I would like to override setting that already defined with selecting parent selector but I don't know how. Say, there are 2 pages on a website like the following...

-Home page-
<body><h1 class="sifr">Home</h1></body>

-About page-
<body class="about"><h1 class="sifr">About</h1></body>

then, I have these in sirf-config.js...

sIFR.replace(fontname, { selector: 'h1.sifr', css: '.sIFR-root { color: #666666; font-size:29px; }' });

sIFR.replace(fontname, { selector: 'body.about h1.sifr', css: '.sIFR-root { color: #FFFFFF; font-size:29px; }' });

but it doesn't work...

If anybody help me I would appreciate.

A: 

Check the order your loading CSS vs issuing the replace commands ...

Robert French
A: 

I don't use Sifr, so I don't know exactly how it works. I assume that the code creates CSS code like this:

h1.sifr { color: #666666; font-size: 29px; }
body.about h1.sifr { color: #FFFFFF; font-size: 29px; }

If it does, that will override the color style for the heading in the about page, as the selector for the second line is more specific than the selector in the first line.
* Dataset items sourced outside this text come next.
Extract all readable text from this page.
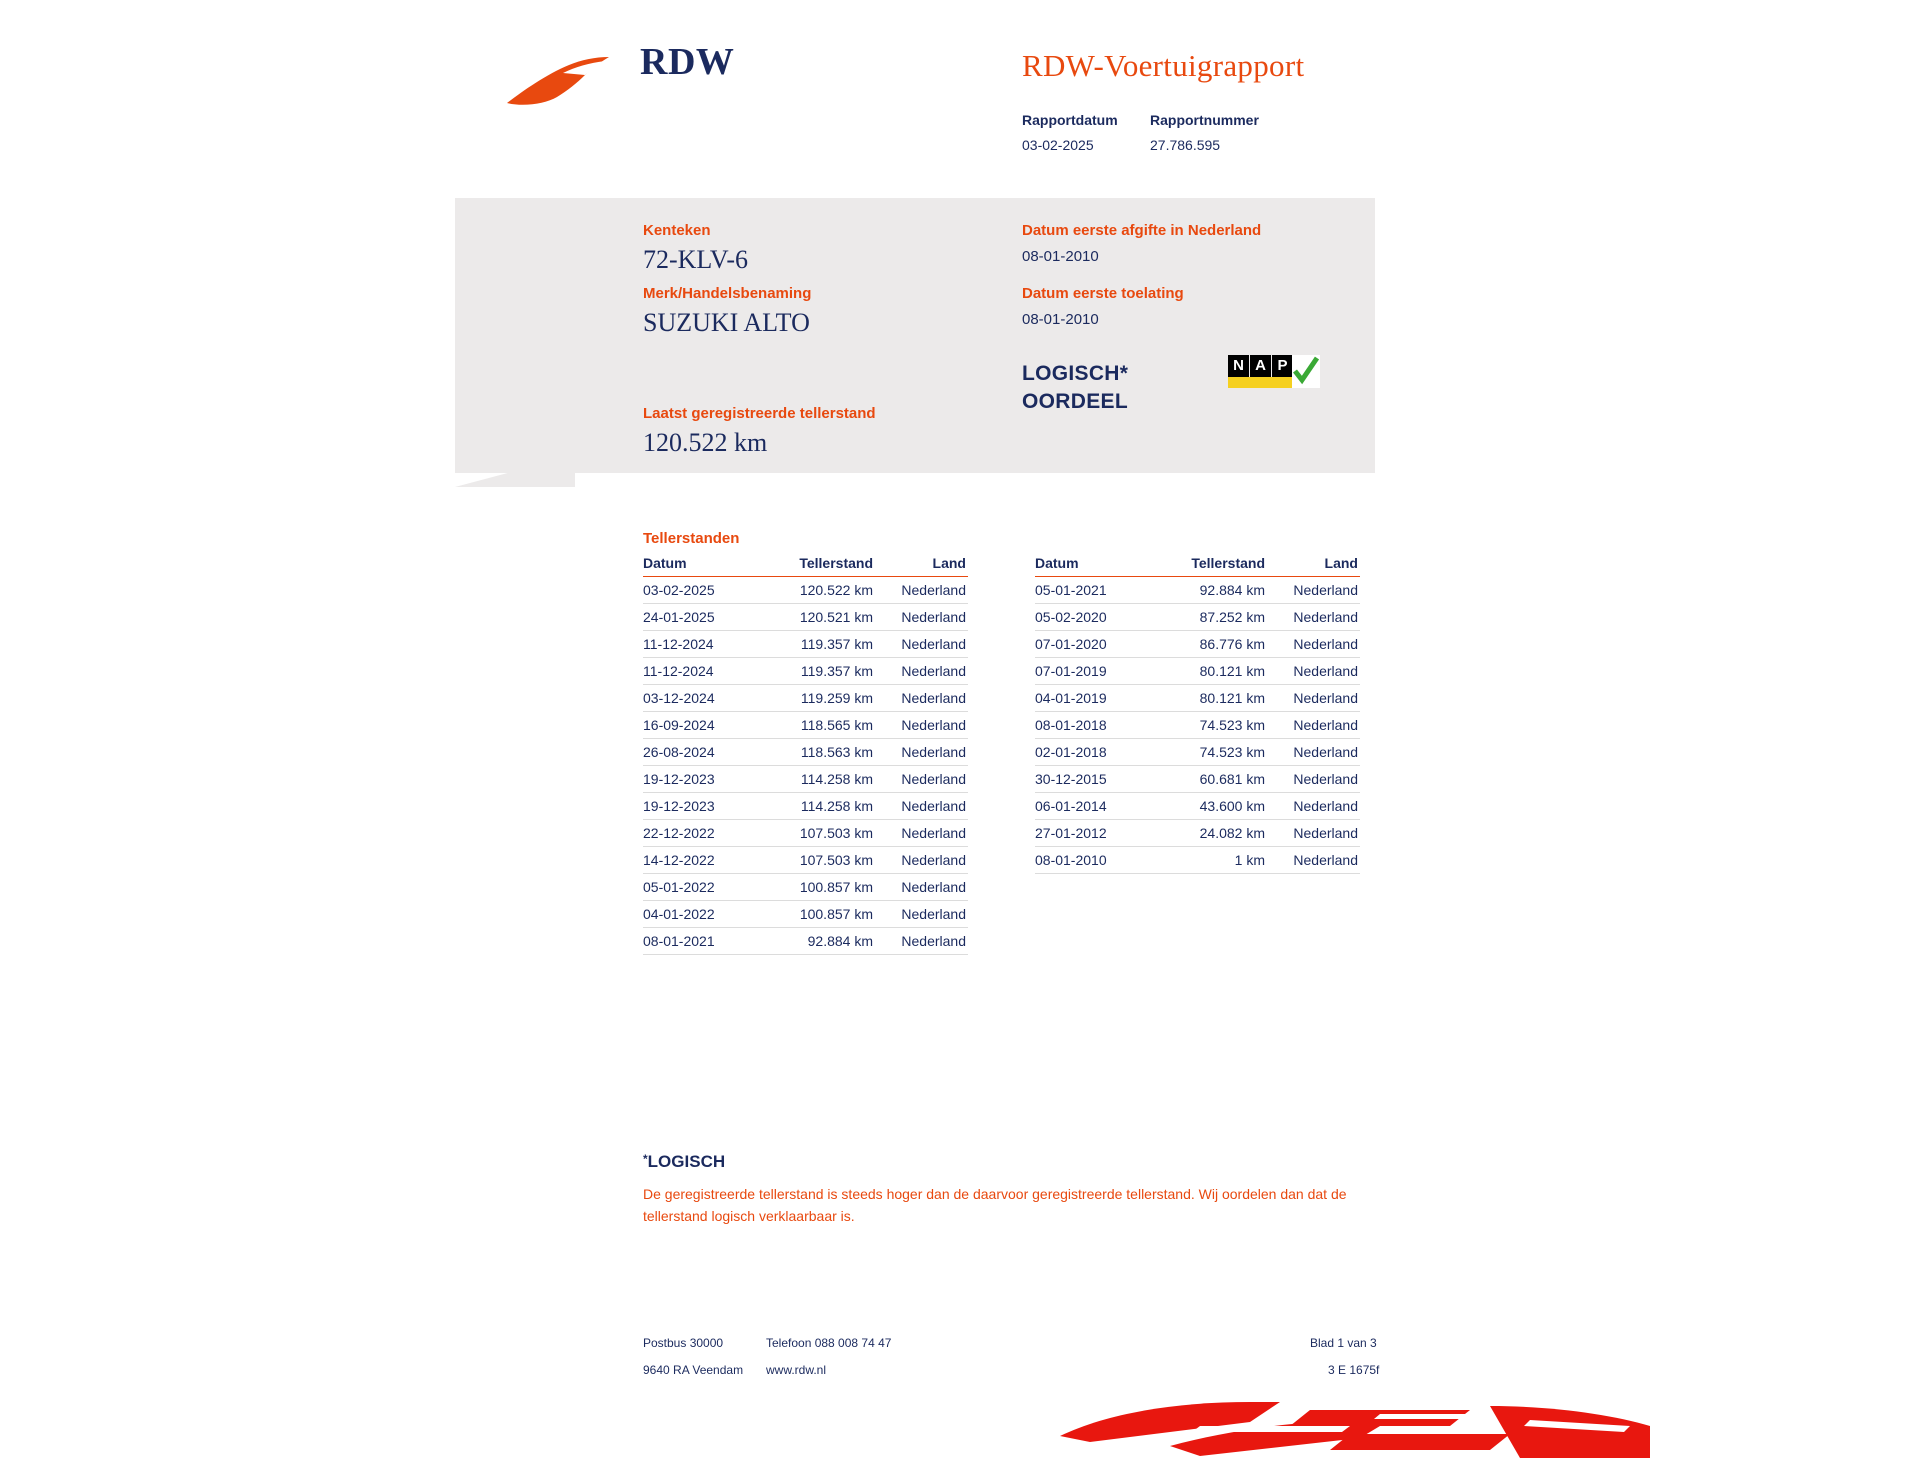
RDW	RDW-Voertuigrapport
Rapportdatum
03-02-2025
Rapportnummer
27.786.595
Kenteken
72-KLV-6
Merk/Handelsbenaming
SUZUKI ALTO
Laatst geregistreerde tellerstand
120.522 km
Datum eerste afgifte in Nederland
08-01-2010
Datum eerste toelating
08-01-2010
LOGISCH*
OORDEEL
N A P
Tellerstanden
Datum	Tellerstand	Land
03-02-2025	120.522 km	Nederland
24-01-2025	120.521 km	Nederland
11-12-2024	119.357 km	Nederland
11-12-2024	119.357 km	Nederland
03-12-2024	119.259 km	Nederland
16-09-2024	118.565 km	Nederland
26-08-2024	118.563 km	Nederland
19-12-2023	114.258 km	Nederland
19-12-2023	114.258 km	Nederland
22-12-2022	107.503 km	Nederland
14-12-2022	107.503 km	Nederland
05-01-2022	100.857 km	Nederland
04-01-2022	100.857 km	Nederland
08-01-2021	92.884 km	Nederland
Datum	Tellerstand	Land
05-01-2021	92.884 km	Nederland
05-02-2020	87.252 km	Nederland
07-01-2020	86.776 km	Nederland
07-01-2019	80.121 km	Nederland
04-01-2019	80.121 km	Nederland
08-01-2018	74.523 km	Nederland
02-01-2018	74.523 km	Nederland
30-12-2015	60.681 km	Nederland
06-01-2014	43.600 km	Nederland
27-01-2012	24.082 km	Nederland
08-01-2010	1 km	Nederland
*LOGISCH
De geregistreerde tellerstand is steeds hoger dan de daarvoor geregistreerde tellerstand. Wij oordelen dan dat de tellerstand logisch verklaarbaar is.
Postbus 30000
9640 RA Veendam
Telefoon 088 008 74 47
www.rdw.nl
Blad 1 van 3
3 E 1675f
You can read more about specificity here.

If it doesn't work, it's because there is something in your code that doesn't look like you think it does, and it may very well be something in some other part of your code that you haven't shown here that is causing the problem.

You can use the Firebug plugin in Firefox to inspect the elements in the page to see exactly which css is affecting each element.

Guffa
A: 

Run the replacements for body.about h1.sifr before h1.sifr. sIFR doesn't calculate specificity but executes the replacements in-order. Replacing h1.sifr replaces all such elements, so body.about h1.sifr only finds elements that have already been replaced.

Mark Wubben
Thank you very much. You are star! I didn't know about this but now i like sifr more and more!